Antoinette s’accroche à ses rêves et à la grandeur de cette origine mythique. Elle espère bien finir par gagner à la borlette et échapper ainsi à sa dure existence de vendeuse des rues. Elle interprète tous les signes et les messages que, croit-elle, lui transmettent les songes. « Ses nuits, raconte Ti Tony, étaient d’une grande richesse. Il s’y passait beaucoup de choses que le jour ne pouvait comprendre s’il ne les traduisait en nombres. »

Elle consulte un prétendu expert en numérologie qui prétend l’aider à gagner à la loterie et cherche surtout à la mettre dans son lit. Ti Tony tente de la protéger de ces deux charlatans, l’un réel, l’autre imaginaire. Il ne peut pas grand-chose contre Antoine. L’autre, en revanche, a droit à une volée de pierres dans le tibia.

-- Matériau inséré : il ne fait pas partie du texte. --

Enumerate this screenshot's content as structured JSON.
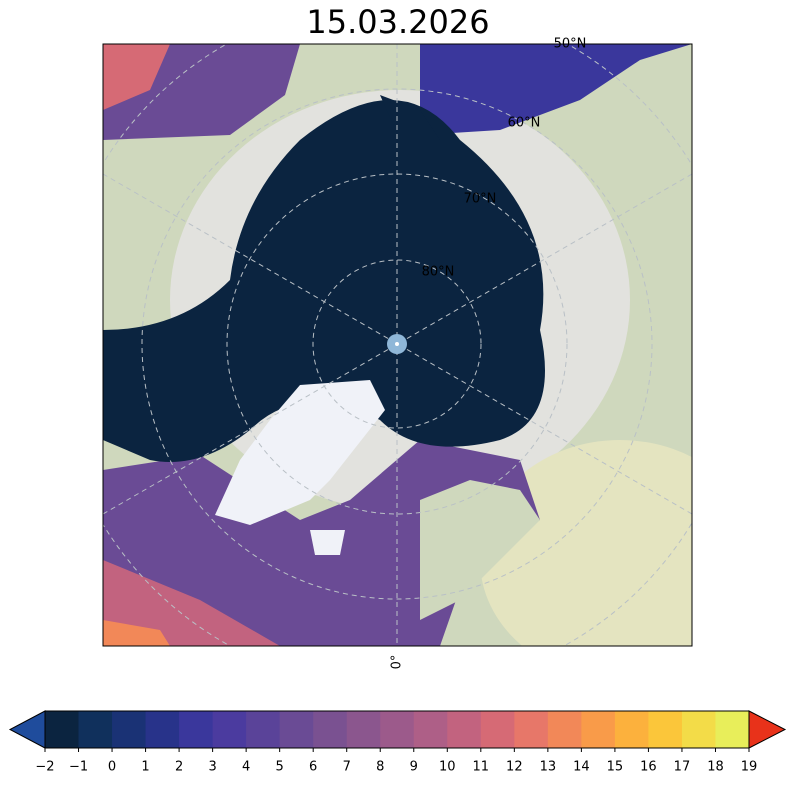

À la différence de son frère, Franky prend les récits de sa mère pour des vérités absolues et décide de leur donner corps dans un livre où, chapitre après chapitre, il conte l’histoire d’Antoine des Gommiers. « Il aimait Antoinette comme on boit à une source. Remonter à la source. Encore une de ses folies. Une source, c’est une eau pure. La source Antoinette ne pouvait ni se tromper ni nous mentir. »

Le roman se construit ainsi sur deux narrations qui se font contrepoint : celle de la légende d’Antoine des Gommiers et celle de la vie des deux frères dans la dure réalité des gens du « corridor », cet espace de circulation et de rencontres qui relie les ruelles du quartier. À chacune son auteur : Franky pour l’histoire du sage devin, et Ti Tony pour la réalité des gens du corridor.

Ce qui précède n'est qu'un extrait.